Lo segundo, y a partir de esta muestra fotográfica, compartir una pequeña reflexión sobre dónde tiene puesto el ojo el periodismo de hoy. Podrán darse cuenta al visitar esta exposición que gran parte de las fotografías ganadoras en las múltiples categorías muestran escenarios tristes, violentos, deprimentes y desesperanzadores. Podrán observar imágenes de muerte, guerra, protestas, accidentes, soledad, miseria y pobreza. Es cierto, la fotografía nos muestra la realidad tal cual es y esto no admite discusión. Es la verdad que se nos presenta sin tapujos ni tabúes.
Pero atención, estas imágenes son sólo parte del mundo. Es una realidad, pero no toda la realidad. Los ojos del periodismo están en la noticia, así debe ser, es su trabajo. Y la noticia hoy es lo feo, lo raro, lo malo y lo violento. Pero también es cierto que a veces agota percibir de nuestros medios de comunicación cierta tendencia a resaltar el lado oscuro de la humanidad.
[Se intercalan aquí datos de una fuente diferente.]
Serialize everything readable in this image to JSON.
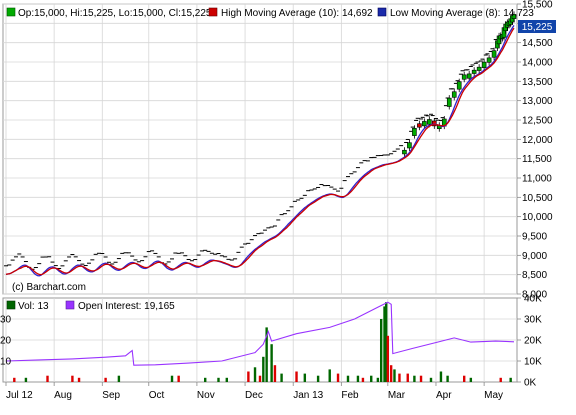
{
  "chart_data": [
    {
      "type": "ohlc",
      "title": "",
      "legend": {
        "ohlc": "Op:15,000, Hi:15,225, Lo:15,000, Cl:15,225",
        "high_ma": "High Moving Average (10): 14,692",
        "low_ma": "Low Moving Average (8): 14,723"
      },
      "colors": {
        "up": "#00aa00",
        "down": "#dd0000",
        "high_ma": "#cc0000",
        "low_ma": "#3322cc",
        "interest": "#9933ff"
      },
      "last_price_label": "15,225",
      "watermark": "(c) Barchart.com",
      "ylim": [
        8000,
        15500
      ],
      "yticks": [
        8000,
        8500,
        9000,
        9500,
        10000,
        10500,
        11000,
        11500,
        12000,
        12500,
        13000,
        13500,
        14000,
        14500,
        15000,
        15500
      ],
      "ytick_labels": [
        "8,000",
        "8,500",
        "9,000",
        "9,500",
        "10,000",
        "10,500",
        "11,000",
        "11,500",
        "12,000",
        "12,500",
        "13,000",
        "13,500",
        "14,000",
        "14,500",
        "15,000",
        "15,500"
      ],
      "months": [
        "Jul 12",
        "Aug",
        "Sep",
        "Oct",
        "Nov",
        "Dec",
        "Jan 13",
        "Feb",
        "Mar",
        "Apr",
        "May"
      ],
      "month_positions": [
        0,
        29,
        58,
        86,
        115,
        144,
        173,
        202,
        230,
        259,
        288
      ],
      "days": 307,
      "trend": [
        [
          0,
          8550
        ],
        [
          8,
          8850
        ],
        [
          16,
          8450
        ],
        [
          24,
          8800
        ],
        [
          32,
          8500
        ],
        [
          40,
          8850
        ],
        [
          48,
          8550
        ],
        [
          56,
          8900
        ],
        [
          64,
          8600
        ],
        [
          72,
          8900
        ],
        [
          80,
          8650
        ],
        [
          88,
          8950
        ],
        [
          96,
          8600
        ],
        [
          104,
          8900
        ],
        [
          112,
          8700
        ],
        [
          120,
          8950
        ],
        [
          128,
          8850
        ],
        [
          136,
          8700
        ],
        [
          144,
          9100
        ],
        [
          152,
          9400
        ],
        [
          160,
          9550
        ],
        [
          168,
          9900
        ],
        [
          176,
          10250
        ],
        [
          184,
          10500
        ],
        [
          192,
          10650
        ],
        [
          200,
          10500
        ],
        [
          208,
          10950
        ],
        [
          216,
          11250
        ],
        [
          224,
          11400
        ],
        [
          232,
          11450
        ],
        [
          240,
          11700
        ],
        [
          248,
          12350
        ],
        [
          256,
          12450
        ],
        [
          262,
          12300
        ],
        [
          268,
          13100
        ],
        [
          276,
          13600
        ],
        [
          284,
          13800
        ],
        [
          292,
          14100
        ],
        [
          298,
          14650
        ],
        [
          302,
          15000
        ],
        [
          306,
          15200
        ]
      ]
    },
    {
      "type": "bar",
      "legend": {
        "vol": "Vol: 13",
        "oi": "Open Interest: 19,165"
      },
      "ylim": [
        0,
        40000
      ],
      "yticks": [
        0,
        10000,
        20000,
        30000,
        40000
      ],
      "ytick_labels": [
        "0K",
        "10K",
        "20K",
        "30K",
        "40K"
      ],
      "left_tick_labels": [
        "30",
        "20",
        "10"
      ],
      "left_ylim": [
        0,
        40
      ],
      "open_interest": [
        [
          0,
          10000
        ],
        [
          20,
          10500
        ],
        [
          40,
          11000
        ],
        [
          60,
          11800
        ],
        [
          72,
          12500
        ],
        [
          76,
          15000
        ],
        [
          77,
          8000
        ],
        [
          90,
          8200
        ],
        [
          110,
          9000
        ],
        [
          130,
          10000
        ],
        [
          150,
          14000
        ],
        [
          155,
          18000
        ],
        [
          158,
          24000
        ],
        [
          160,
          19500
        ],
        [
          175,
          23000
        ],
        [
          195,
          26000
        ],
        [
          210,
          30000
        ],
        [
          225,
          36000
        ],
        [
          230,
          38000
        ],
        [
          232,
          37000
        ],
        [
          233,
          13500
        ],
        [
          245,
          16000
        ],
        [
          260,
          19000
        ],
        [
          270,
          21000
        ],
        [
          280,
          19000
        ],
        [
          295,
          19500
        ],
        [
          306,
          19165
        ]
      ],
      "volume": [
        [
          5,
          2,
          "down"
        ],
        [
          12,
          2,
          "up"
        ],
        [
          25,
          3,
          "down"
        ],
        [
          40,
          3,
          "down"
        ],
        [
          44,
          2,
          "down"
        ],
        [
          60,
          2,
          "down"
        ],
        [
          68,
          3,
          "up"
        ],
        [
          100,
          3,
          "up"
        ],
        [
          104,
          3,
          "down"
        ],
        [
          120,
          2,
          "up"
        ],
        [
          128,
          2,
          "up"
        ],
        [
          133,
          2,
          "up"
        ],
        [
          146,
          5,
          "down"
        ],
        [
          150,
          7,
          "up"
        ],
        [
          153,
          3,
          "down"
        ],
        [
          155,
          12,
          "up"
        ],
        [
          157,
          26,
          "up"
        ],
        [
          160,
          18,
          "up"
        ],
        [
          162,
          8,
          "down"
        ],
        [
          166,
          4,
          "up"
        ],
        [
          175,
          5,
          "down"
        ],
        [
          180,
          4,
          "up"
        ],
        [
          188,
          3,
          "up"
        ],
        [
          195,
          6,
          "up"
        ],
        [
          200,
          4,
          "down"
        ],
        [
          206,
          3,
          "up"
        ],
        [
          212,
          3,
          "up"
        ],
        [
          215,
          2,
          "down"
        ],
        [
          220,
          3,
          "up"
        ],
        [
          224,
          2,
          "up"
        ],
        [
          226,
          30,
          "up"
        ],
        [
          228,
          36,
          "up"
        ],
        [
          229,
          38,
          "up"
        ],
        [
          230,
          22,
          "down"
        ],
        [
          232,
          8,
          "down"
        ],
        [
          234,
          6,
          "up"
        ],
        [
          237,
          4,
          "down"
        ],
        [
          242,
          4,
          "down"
        ],
        [
          246,
          3,
          "up"
        ],
        [
          250,
          3,
          "down"
        ],
        [
          256,
          2,
          "up"
        ],
        [
          262,
          5,
          "up"
        ],
        [
          266,
          3,
          "up"
        ],
        [
          276,
          3,
          "down"
        ],
        [
          280,
          2,
          "up"
        ],
        [
          298,
          2,
          "down"
        ],
        [
          304,
          2,
          "up"
        ]
      ]
    }
  ]
}
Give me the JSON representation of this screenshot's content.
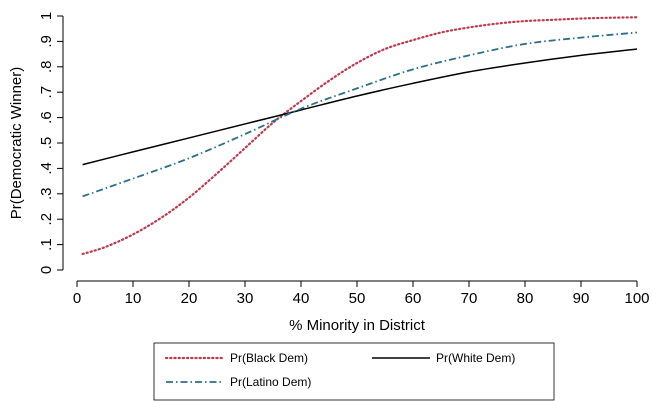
{
  "chart_data": {
    "type": "line",
    "title": "",
    "xlabel": "% Minority in District",
    "ylabel": "Pr(Democratic Winner)",
    "xlim": [
      0,
      100
    ],
    "ylim": [
      0,
      1
    ],
    "x_ticks": [
      "0",
      "10",
      "20",
      "30",
      "40",
      "50",
      "60",
      "70",
      "80",
      "90",
      "100"
    ],
    "y_ticks": [
      "0",
      ".1",
      ".2",
      ".3",
      ".4",
      ".5",
      ".6",
      ".7",
      ".8",
      ".9",
      "1"
    ],
    "grid": false,
    "legend_position": "bottom",
    "series": [
      {
        "name": "Pr(Black Dem)",
        "color": "#c0394e",
        "style": "dotted",
        "x": [
          1,
          5,
          10,
          15,
          20,
          25,
          30,
          35,
          40,
          45,
          50,
          55,
          60,
          65,
          70,
          75,
          80,
          85,
          90,
          95,
          100
        ],
        "y": [
          0.063,
          0.09,
          0.14,
          0.205,
          0.285,
          0.38,
          0.48,
          0.58,
          0.665,
          0.745,
          0.815,
          0.87,
          0.905,
          0.935,
          0.955,
          0.97,
          0.98,
          0.985,
          0.99,
          0.993,
          0.995
        ]
      },
      {
        "name": "Pr(White Dem)",
        "color": "#000000",
        "style": "solid",
        "x": [
          1,
          10,
          20,
          30,
          40,
          50,
          60,
          70,
          80,
          90,
          100
        ],
        "y": [
          0.415,
          0.465,
          0.52,
          0.575,
          0.63,
          0.685,
          0.735,
          0.78,
          0.815,
          0.845,
          0.87
        ]
      },
      {
        "name": "Pr(Latino Dem)",
        "color": "#2b6f8a",
        "style": "dashdot",
        "x": [
          1,
          10,
          20,
          30,
          40,
          50,
          60,
          70,
          80,
          90,
          100
        ],
        "y": [
          0.29,
          0.36,
          0.44,
          0.535,
          0.635,
          0.715,
          0.79,
          0.845,
          0.89,
          0.915,
          0.935
        ]
      }
    ]
  }
}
No cabe duda, vivimos tiempos complejos, a veces no nos entendemos y el periodismo está llamado a alertarnos y abrirnos los ojos para resolver los problemas. Pero también hace falta un poco de solidaridad con nuestra naturaleza humana y ayudarnos un poquito nosotros mismos. Démonos ánimo y pensemos que podemos construir un mundo mejor. Urgen fotos con vida, encuentros, juegos, celebraciones, abrazos, sueños, risas, y esperanza. Urge que el ojo del periodista amplíe su campo visual y nos muestre el mundo bueno y amable. Ésta también es una realidad y bien vale la pena un par de fotos.